Tartufo del Monferrato

Alla scoperta del tartufo nero pregiato del Monferrato

Oltre al Bianco della Valle Ghenza il nostro Monferrato è ricchissimo anche di tartufo nero pregiato

È il suo periodo dell’anno. Dove i vari borsini regionali ne vedono schizzare il prezzo a ritmi sempre più importanti. Certo, non con la stessa incidenza del più celebre Bianco del Monferrato, capace di raggiungere cifre da capogiro, ma negli ultimi anni il tartufo nero pregiato sta scalando sempre più posizioni nell’indice di gradimento globale.

Forte dell’influenza francese con il suo rinomatissimo tartufo nero del Pèrigord e dal sempre più crescente interesse negli Stati Uniti, il tuber melanosporum è ormai considerato un vero “diamante della cucina”.

Il più celebre tartufo nero pregiato in Italia è quello di Norcia ma anche quello piemontese si difende bene con Monferrato, Langhe e Roero come spesso capita davanti a tutti.
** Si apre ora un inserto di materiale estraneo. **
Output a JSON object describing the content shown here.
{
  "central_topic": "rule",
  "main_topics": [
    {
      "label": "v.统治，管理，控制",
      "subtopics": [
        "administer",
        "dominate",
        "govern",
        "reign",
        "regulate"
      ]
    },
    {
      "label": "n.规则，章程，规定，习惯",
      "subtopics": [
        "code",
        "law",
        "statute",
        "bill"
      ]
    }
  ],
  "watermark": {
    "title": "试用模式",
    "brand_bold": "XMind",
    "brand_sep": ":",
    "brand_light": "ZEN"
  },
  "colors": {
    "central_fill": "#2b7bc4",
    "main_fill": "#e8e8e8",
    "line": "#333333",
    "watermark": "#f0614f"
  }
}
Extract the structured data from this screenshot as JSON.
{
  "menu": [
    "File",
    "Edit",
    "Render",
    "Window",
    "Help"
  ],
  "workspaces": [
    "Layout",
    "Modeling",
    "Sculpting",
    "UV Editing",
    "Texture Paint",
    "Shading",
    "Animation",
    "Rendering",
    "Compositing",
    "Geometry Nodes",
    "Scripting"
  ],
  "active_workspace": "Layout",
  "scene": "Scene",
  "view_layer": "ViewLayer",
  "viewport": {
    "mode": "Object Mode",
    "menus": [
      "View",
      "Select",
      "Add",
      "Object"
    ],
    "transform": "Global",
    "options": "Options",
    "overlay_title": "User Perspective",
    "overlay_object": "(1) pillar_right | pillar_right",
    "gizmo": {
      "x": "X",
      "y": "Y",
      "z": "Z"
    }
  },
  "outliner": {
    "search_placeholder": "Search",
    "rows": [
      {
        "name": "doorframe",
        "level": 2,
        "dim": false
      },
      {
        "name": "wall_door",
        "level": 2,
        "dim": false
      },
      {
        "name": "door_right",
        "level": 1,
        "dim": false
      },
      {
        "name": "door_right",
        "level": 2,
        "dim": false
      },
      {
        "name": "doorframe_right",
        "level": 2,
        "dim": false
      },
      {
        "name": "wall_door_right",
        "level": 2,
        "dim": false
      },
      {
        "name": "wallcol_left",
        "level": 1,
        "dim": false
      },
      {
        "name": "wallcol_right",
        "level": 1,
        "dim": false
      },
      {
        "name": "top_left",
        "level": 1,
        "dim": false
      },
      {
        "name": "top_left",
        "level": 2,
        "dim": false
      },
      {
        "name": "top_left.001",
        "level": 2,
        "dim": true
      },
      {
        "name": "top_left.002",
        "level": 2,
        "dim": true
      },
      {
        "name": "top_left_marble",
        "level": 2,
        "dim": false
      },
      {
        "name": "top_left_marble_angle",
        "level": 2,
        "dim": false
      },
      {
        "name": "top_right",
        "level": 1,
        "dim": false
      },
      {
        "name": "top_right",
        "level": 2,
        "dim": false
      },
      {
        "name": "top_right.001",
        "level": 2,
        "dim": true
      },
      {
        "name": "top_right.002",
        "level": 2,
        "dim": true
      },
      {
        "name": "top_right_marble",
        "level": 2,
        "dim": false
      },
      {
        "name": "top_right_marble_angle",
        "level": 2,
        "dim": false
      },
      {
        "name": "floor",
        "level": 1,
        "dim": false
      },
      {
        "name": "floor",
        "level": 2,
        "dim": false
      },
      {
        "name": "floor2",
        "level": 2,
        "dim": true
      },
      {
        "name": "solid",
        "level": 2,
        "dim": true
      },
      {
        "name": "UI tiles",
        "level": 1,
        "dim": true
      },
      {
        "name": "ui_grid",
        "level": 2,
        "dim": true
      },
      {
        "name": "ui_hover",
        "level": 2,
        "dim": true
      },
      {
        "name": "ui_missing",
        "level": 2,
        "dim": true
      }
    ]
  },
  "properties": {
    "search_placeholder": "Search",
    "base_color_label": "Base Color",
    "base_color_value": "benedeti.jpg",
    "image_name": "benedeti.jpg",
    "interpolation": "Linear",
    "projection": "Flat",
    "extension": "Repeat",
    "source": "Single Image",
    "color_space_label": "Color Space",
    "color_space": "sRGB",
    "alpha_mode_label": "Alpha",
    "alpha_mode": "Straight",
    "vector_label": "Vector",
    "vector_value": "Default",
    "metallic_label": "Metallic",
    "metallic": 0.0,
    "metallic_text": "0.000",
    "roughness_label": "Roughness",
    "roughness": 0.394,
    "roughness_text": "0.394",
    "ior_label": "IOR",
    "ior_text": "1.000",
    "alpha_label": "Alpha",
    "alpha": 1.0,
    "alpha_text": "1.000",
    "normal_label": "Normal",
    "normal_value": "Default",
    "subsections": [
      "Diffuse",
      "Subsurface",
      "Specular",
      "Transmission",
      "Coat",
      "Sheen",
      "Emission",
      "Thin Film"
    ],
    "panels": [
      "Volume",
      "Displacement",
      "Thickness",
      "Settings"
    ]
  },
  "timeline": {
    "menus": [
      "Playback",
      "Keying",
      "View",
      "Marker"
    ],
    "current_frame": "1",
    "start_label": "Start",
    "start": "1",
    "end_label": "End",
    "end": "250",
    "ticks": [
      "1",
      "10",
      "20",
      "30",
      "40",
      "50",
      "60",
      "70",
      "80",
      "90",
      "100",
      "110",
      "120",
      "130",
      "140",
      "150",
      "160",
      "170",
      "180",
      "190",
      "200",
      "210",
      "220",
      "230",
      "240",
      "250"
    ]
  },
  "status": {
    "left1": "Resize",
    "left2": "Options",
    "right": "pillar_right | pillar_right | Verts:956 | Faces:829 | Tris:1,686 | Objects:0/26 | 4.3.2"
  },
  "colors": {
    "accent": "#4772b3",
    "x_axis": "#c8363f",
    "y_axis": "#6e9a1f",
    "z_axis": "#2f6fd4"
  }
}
Il tartufo nero pregiato si sviluppa insieme ad alberi di latifoglie come querce, noccioli e carpini adattandosi a terreni sedimentari, soffici e ben drenati. Questa è la combinazione vincente per una maturazione che può iniziare nel mese di settembre, ma che vede la sua predominante proliferazione fra dicembre e marzo.

Il Nero Pregiato ha una forma tondeggiante la cui dimensione può variare molto. Il suo peridio ha una colorazione scura e presenta delle rughe. La gleba è nero-rossastra con venature bianche e sottili. A causa del suo sapore dolciastro spesso viene anche chiamato tartufo dolce.

La differenza sostanziale rispetto al Bianco è la sua versatilità in cucina. Si presta bene per preparazioni crude, ma risulta ancora più travolgente quando viene cotto. L’esposizione al calore infatti gli permette di sprigionare il suo aroma inconfondibile diventando insuperabile nelle mantecature.

Fin dall’antichità il tartufo è sempre stato avvolto da un’aura mitica e di mistero. Dal supposto potere afrodisiaco dell’epoca romana, si arriva oggi a vere e proprie leggende circa i luoghi di battuta dei trifalau (cercatori di tartufo) insieme ai loro tabui (cani da riporto).

Tartufo nero nel Monferrato
© Francesca Agate

Seppur le tecniche culturali hanno portato sempre più alla realizzazione di tartufaie, non mancano i cavatori che ancora oggi perlustrano giorno e notte anfratti boschivi, nascosti dal tempo e dalla tradizione.

Armati di liga e vanghetto i trifolai ispezionano intere zone senza dare troppo nell’occhio. Ogni buca va ricoperta, perché spesso i tartufi crescono sempre nella stessa posizione. Il ristagno dell’acqua piovana farebbe poi marcire il fungo durante l’inverno successivo oltre che avvantaggiare nuovi trifolai che vedendo una zona di scavo scoprirebbero la bontà di quel terreno.

Perché se è vero che la Carta della Potenzialità diramata dalla Regione Piemonte suddivide in percentuali d’intensità l’intero territorio, i veri esperti dicono che qualche volta le sorprese non mancano. E così quando nelle piazze di vendita, fra un banchetto ed un curioso di troppo, qualcuno dice di aver trovato una pezzatura importante in un’area verde dislocata a pochi passi da un centro abitato non è inverosimile credergli.

Un viaggio tutto da vivere con i consigli e le dritte dei “locals” che vivono in questo magnifico territorio.